While I'm not sure I have enough context to get this yet, I think I am fine just including docs and a sample script for doing wandb stuff. It's hard for me to imagine doing this effectively using yoyodyne-train alone, I guess? I assume you did your sweeping using custom Python, right?

  • I was not able to find anything on how to log the max validation accuracy in PTL, and let it propogate that logging to wandb, so instead I just do wandb.define_metric('val_accuracy', summary='max') when wandb logging is enabled.

SGTM.

Let's just suppress the warning in __init__.py then, and add a TODO to investigate this at the PTL level later.

commented

Working on this now. Was wondering if you think we should add train args so that it can be called in such a way that a wandb agent trains from a sweep (by adding a wandb_sweep_id and max_num_runs arg), or if this should be a separate script that we maintain in the library (something like train_wandb_agent.py).

While I'm not sure I have enough context to get this yet, I think I am fine just including docs and a sample script for doing wandb stuff. It's hard for me to imagine doing this effectively using yoyodyne-train alone, I guess? I assume you did your sweeping using custom Python, right?

Yeah I just have a train_wandb_agent.py script that calls the functions in train.py. So do we need a directory at the top-level of our repository called examples or similar? Or do you think its better to have train_wandb_agent.py live alongside train.py?

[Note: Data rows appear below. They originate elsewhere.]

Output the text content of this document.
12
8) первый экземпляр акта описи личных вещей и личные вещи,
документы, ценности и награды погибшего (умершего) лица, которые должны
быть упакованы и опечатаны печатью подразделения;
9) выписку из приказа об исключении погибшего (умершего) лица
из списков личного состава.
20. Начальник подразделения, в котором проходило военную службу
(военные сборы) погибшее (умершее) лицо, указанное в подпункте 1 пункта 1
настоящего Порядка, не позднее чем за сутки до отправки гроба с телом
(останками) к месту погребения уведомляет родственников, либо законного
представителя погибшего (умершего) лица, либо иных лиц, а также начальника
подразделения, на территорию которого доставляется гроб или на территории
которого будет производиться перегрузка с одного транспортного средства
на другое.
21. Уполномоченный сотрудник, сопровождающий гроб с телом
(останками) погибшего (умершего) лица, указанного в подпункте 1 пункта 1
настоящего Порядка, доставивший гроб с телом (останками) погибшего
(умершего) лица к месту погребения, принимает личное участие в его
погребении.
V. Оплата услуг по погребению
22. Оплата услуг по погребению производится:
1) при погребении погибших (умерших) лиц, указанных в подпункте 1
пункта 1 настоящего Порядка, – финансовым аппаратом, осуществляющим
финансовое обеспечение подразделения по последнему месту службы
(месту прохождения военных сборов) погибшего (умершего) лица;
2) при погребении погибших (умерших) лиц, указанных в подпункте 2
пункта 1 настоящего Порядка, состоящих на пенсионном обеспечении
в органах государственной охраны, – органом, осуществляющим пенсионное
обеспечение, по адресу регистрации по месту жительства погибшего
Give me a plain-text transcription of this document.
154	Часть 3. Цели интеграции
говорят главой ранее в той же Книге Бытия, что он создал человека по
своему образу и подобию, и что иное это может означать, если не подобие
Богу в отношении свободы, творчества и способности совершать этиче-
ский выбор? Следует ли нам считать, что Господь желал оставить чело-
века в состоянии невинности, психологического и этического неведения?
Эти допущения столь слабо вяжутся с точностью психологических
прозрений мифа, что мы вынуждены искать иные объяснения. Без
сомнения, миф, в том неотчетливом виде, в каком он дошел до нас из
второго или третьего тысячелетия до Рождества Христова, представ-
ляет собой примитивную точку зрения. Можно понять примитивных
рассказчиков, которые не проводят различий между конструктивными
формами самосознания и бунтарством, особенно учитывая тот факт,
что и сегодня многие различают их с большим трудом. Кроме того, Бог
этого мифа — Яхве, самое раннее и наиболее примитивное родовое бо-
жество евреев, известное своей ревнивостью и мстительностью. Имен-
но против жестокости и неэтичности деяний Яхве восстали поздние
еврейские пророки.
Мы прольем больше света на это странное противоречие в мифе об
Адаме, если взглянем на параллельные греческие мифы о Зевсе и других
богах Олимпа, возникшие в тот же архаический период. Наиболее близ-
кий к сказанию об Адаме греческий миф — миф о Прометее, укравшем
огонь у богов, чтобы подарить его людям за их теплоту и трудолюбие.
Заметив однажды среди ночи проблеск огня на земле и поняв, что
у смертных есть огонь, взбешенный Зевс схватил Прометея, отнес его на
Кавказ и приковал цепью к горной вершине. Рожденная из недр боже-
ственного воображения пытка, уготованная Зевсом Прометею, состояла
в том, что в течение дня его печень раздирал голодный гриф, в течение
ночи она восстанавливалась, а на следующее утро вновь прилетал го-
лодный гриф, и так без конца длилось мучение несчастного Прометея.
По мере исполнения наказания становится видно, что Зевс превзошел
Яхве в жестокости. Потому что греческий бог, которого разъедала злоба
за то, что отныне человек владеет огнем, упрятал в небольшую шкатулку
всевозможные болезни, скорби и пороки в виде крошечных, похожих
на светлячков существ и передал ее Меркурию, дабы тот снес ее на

Let's just suppress the warning in __init__.py then, and add a TODO to investigate this at the PTL level later.

Sounds good!

Working on this now. Was wondering if you think we should add train args so that it can be called in such a way that a wandb agent trains from a sweep (by adding a wandb_sweep_id and max_num_runs arg), or if this should be a separate script that we maintain in the library (something like train_wandb_agent.py).

While I'm not sure I have enough context to get this yet, I think I am fine just including docs and a sample script for doing wandb stuff. It's hard for me to imagine doing this effectively using yoyodyne-train alone, I guess? I assume you did your sweeping using custom Python, right?

Yeah I just have a train_wandb_agent.py script that calls the functions in train.py. So do we need a directory at the top-level of our repository called examples or similar? Or do you think its better to have train_wandb_agent.py live alongside train.py?

Yes that's what I'd suggest. I'd have one for running the sweep and, optionally, one for grabbing the results from W&B.

I don't know if we need to modify the project file to register the existence of that directory, but prevent it from being installed as part of the package...something to look out for: browse the verbose installation info and you should see what happens there.

commented

@kylebgorman Should we leave this open until we've played with the examples and are sure the scripts are sufficient, and documentation is good enough?

Okay, sure. I'd like to take it for a spin first.

commented

Sorry, I just meant this issue -- not the PR!

Sorry, I just meant this issue -- not the PR!

Got it, yea I was confused at first.